Today, another worrying variant is plaguing the state called BA.5, a subline believed to have a growth advantage at least four times that of December’s original Omicron. CDC data shows that BA.5 and its sister subvariant BA.4 accounted for about 68% of new cases in the region, which consists mostly of California, Arizona and Nevada, late last week. BA.5 accounts for the vast majority of these cases and is expected to crowd out all other variants in the coming weeks.
California’s current 7-day test positivity rate is 16.7%. That gives the current summer surge the dubious honor of having the second-highest rate of test positivity the state has seen during the pandemic. It is second only to the peak of last winter’s Omicron wave. And it goes even higher.

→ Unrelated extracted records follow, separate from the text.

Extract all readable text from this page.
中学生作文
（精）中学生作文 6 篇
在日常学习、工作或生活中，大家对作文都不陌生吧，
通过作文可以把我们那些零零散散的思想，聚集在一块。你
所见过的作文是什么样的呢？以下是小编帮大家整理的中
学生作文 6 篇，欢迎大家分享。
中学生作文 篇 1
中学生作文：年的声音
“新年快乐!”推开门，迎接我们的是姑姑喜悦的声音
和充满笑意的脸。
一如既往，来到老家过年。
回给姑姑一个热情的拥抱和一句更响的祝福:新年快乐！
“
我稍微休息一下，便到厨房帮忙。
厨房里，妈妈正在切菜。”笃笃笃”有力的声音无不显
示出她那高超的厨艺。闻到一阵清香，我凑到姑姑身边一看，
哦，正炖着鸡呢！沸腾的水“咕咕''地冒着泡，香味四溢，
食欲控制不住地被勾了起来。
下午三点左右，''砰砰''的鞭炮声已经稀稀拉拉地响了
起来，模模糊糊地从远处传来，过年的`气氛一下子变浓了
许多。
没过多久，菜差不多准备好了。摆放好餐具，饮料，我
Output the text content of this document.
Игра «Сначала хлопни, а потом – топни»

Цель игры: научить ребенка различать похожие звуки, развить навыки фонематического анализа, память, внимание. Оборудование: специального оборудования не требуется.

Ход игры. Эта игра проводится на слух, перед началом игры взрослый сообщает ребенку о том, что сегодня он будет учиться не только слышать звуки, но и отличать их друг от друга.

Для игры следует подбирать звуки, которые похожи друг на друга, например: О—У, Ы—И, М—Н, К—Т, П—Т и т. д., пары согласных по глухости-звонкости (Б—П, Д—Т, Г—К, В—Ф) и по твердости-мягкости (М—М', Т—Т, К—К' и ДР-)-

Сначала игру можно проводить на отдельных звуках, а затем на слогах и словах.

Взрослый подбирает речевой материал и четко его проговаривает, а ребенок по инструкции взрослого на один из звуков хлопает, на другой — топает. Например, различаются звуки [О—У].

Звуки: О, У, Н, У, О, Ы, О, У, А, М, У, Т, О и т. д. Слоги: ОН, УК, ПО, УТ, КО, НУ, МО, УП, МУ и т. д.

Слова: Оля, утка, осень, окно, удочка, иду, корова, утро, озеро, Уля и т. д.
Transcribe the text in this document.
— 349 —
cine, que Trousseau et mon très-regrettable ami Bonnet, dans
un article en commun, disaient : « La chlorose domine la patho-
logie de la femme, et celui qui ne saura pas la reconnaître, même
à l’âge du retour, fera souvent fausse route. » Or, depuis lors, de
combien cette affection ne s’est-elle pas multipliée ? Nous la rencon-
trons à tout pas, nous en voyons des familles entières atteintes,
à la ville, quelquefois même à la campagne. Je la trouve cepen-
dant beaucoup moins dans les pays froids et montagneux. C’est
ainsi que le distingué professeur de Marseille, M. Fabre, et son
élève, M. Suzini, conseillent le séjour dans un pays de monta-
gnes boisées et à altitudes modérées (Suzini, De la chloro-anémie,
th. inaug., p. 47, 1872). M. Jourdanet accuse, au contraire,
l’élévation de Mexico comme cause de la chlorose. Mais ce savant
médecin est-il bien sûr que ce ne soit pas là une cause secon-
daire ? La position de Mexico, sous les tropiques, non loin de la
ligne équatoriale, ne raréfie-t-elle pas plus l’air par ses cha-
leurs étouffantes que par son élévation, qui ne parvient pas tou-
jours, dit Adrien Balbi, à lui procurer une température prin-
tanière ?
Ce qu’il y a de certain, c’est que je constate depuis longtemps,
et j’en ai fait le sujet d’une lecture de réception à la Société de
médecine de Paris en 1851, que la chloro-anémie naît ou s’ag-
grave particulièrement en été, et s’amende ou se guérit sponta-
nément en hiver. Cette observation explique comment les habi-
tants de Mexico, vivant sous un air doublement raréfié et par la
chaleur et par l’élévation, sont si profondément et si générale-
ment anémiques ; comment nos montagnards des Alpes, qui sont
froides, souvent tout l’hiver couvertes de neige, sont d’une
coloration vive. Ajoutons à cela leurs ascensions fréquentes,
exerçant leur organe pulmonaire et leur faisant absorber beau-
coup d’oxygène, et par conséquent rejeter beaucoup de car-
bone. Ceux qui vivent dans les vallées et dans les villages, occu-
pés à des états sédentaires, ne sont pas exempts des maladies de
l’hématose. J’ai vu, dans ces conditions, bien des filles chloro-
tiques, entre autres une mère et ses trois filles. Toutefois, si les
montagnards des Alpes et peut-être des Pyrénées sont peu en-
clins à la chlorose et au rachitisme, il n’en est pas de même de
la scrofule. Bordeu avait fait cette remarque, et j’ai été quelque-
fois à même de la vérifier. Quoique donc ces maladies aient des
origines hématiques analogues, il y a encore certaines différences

Because BA.5’s increased growth rate is largely due to its ability to evade protection from previous infection and, to a lesser extent, protection from vaccination, the state cannot count on vaccination in the same way as it did with the original one omicron wave.
In addition, the three most important metrics for public health officials – hospital and intensive care beds occupied by Covid-infected and the average number of daily Covid deaths – are already well above pre-Christmas levels.
The director of public health in the state’s most populous district, Los Angeles, said yesterday that she expects her district to be included in the CDC’s Covid “high” designation next week due to the rising numbers. If LA stays in this category for 14 days, the county will again impose a mask requirement in public places.
Statewide, 35 of California’s 58 counties are also so designated by the CDC. Few of them have spoken about the reintroduction of masking. Neither does the state.
An apparent bright spot in the region’s location fades on closer inspection.
Cases reported over the past month have been rising steadily, but not nearly as fast as December. The problem is that reported test results have fallen dramatically since December, as more Californians use at-home kits whose results are not recorded in official reporting.
That’s why White House COVID-19 response coordinator Ashish Jha told Lester Holt on NBC’s Nightly News last night: “There is no question in my mind that we are currently missing out on the vast majority of infections.”
Even with the limited testing coverage, the number recorded in California today — 13,000 new cases — is already 44% higher than the roughly 9,000 cases reported as of December 15 last year. That, coupled with the Golden State’s sky-high test positivity and a much more contagious variant, doesn’t bode well.